I admitted there were more directives on the pages of the critiques than the small picture stuff I had addressed. Theme, reflection, through threads, and lack-there-of, carried more words and explanation in weight. Secretly, I knew there was more to “rewriting” this manuscript. I was avoiding addressing the big picture comments. I understood them intellectually, but what I didn’t understand was HOW to apply it to my memoir. At this point, I understood 2 things: one, my memoir was far from being in any acceptable condition for publication and, two; I think I had already overused my allotment for critiques.
After a year and writing short essays developed from the legs of my memoir pages, I revisited my critiques. I studied their comments, asking why I’m telling the story I’m telling and why I’m including the scenes I’m including. I still couldn’t grasp it. Back to “what’s your story about.”
There’s nothing like getting stuck when answering this basic memoir question. I wasn’t just stuck; I had declared stopped – cold turkey. I plopped the work in a cardboard box and slid the tomb on the top shelf of the printer cabinet, not necessarily out of sight, but enough to push the pressure of making it work out of mind. I prayed for divine interception, for direction, for answer to “what next” and to show me the way. I became panicked and fearful that I really didn’t understand my work, my story, my most intimate reveals and maybe they were just words, a chronology of autobiography, and worse, that this was not really memoir.
I tried to model my memoir, even after studying their structure, after “Eat Pray Love” and “Wild”. But I knew better. I needed to stop trying to write like other memoirists. I needed to let go of my inner conflict with trying to make my memoir something that it was never going to be. I needed to let go of my inner conflict with trying to model my work after other successful memoirs because I have my own unique theme and reflections.

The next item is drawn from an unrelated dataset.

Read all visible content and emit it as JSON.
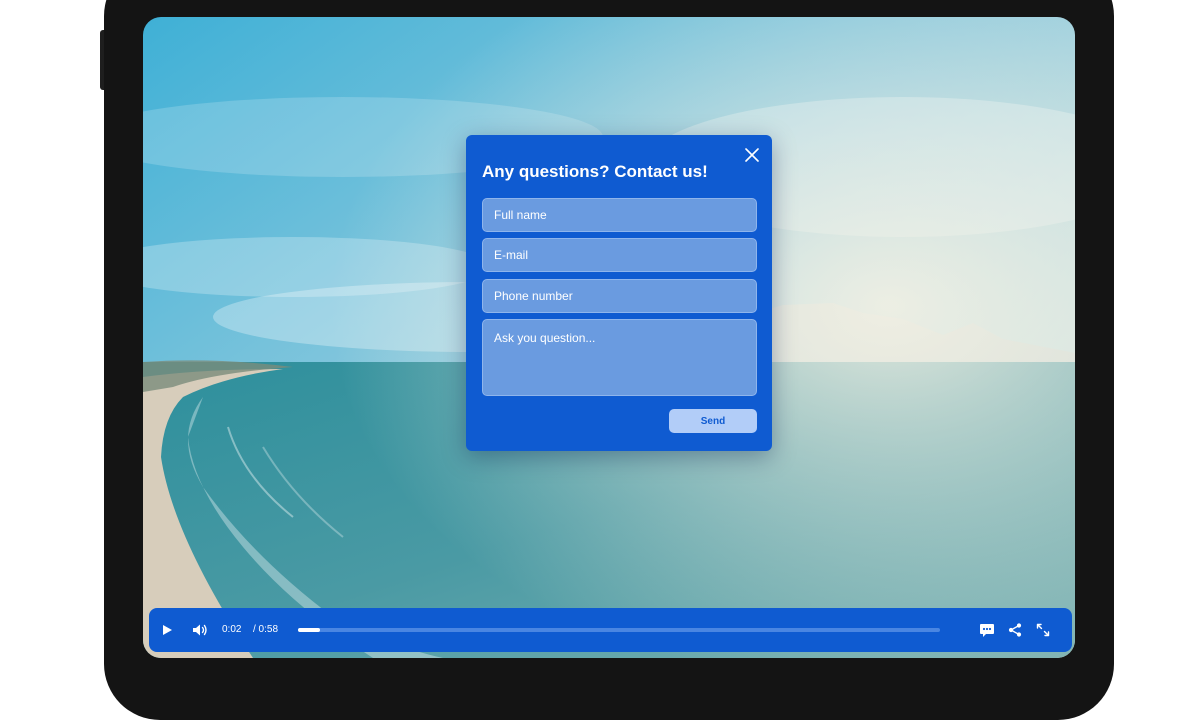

Mary Karr, writer of The Art of Memoir, reveals, “. . . I honestly don’t know if a shift in mind predated the voice or vice versa. But suddenly I felt the wagon I’d been pulling like a trudging ox was a vehicle with an engine, moving down the road. Pages started piling up. And two and a half years later I had a full draft of what went into print – so close they set type by it.” Well, I’m no Mary Karr, but I felt what resulted in her shift. I had renewed insight into how I needed to rewrite. Suggestions by successful writers such as plotting scenes on a line, analyzing each chapter to see how I changed from the start to the end, burst with “aha.”
And on to another rewrite. But this time, I actually am rewriting, including details of my inner dialogue, weaving threads, rewriting scenes as support to my theme. I do it because I can finally answer the question, “What’s it about.” I do it because I finally get it.
It took time. I couldn’t rush this memoir development because it wasn’t ready. I stalled and declared, “But I don’t know HOW to weave threads” because I wasn’t ready to sew. And when my inner dialogue let go of what I had been subconsciously wrestling with, my authentic story began to form.
This rewrite is no easy task but it is coming together. I give myself permission to delete and move entire scenes, and splash the page with reflective thoughts from my adult self. Oh, and those short essays I developed during my manuscript rewriting hiatus? I used parts from each essay and wove them back into my memoir as development of my theme.
There’s something about trees. My discovery started at 15 when I wrote a poem and I realized I had a place in this world. Trees became a metaphor for living, a guiding symbol and the beginning for my story.
My birch and I seemed to shadow one another. Tree sightings spurred memories of home when I would find myself with unfamiliar, telling me I was in the right place because that’s where we met, where we came from.
My tree had a purpose back then. Both followed me through my story.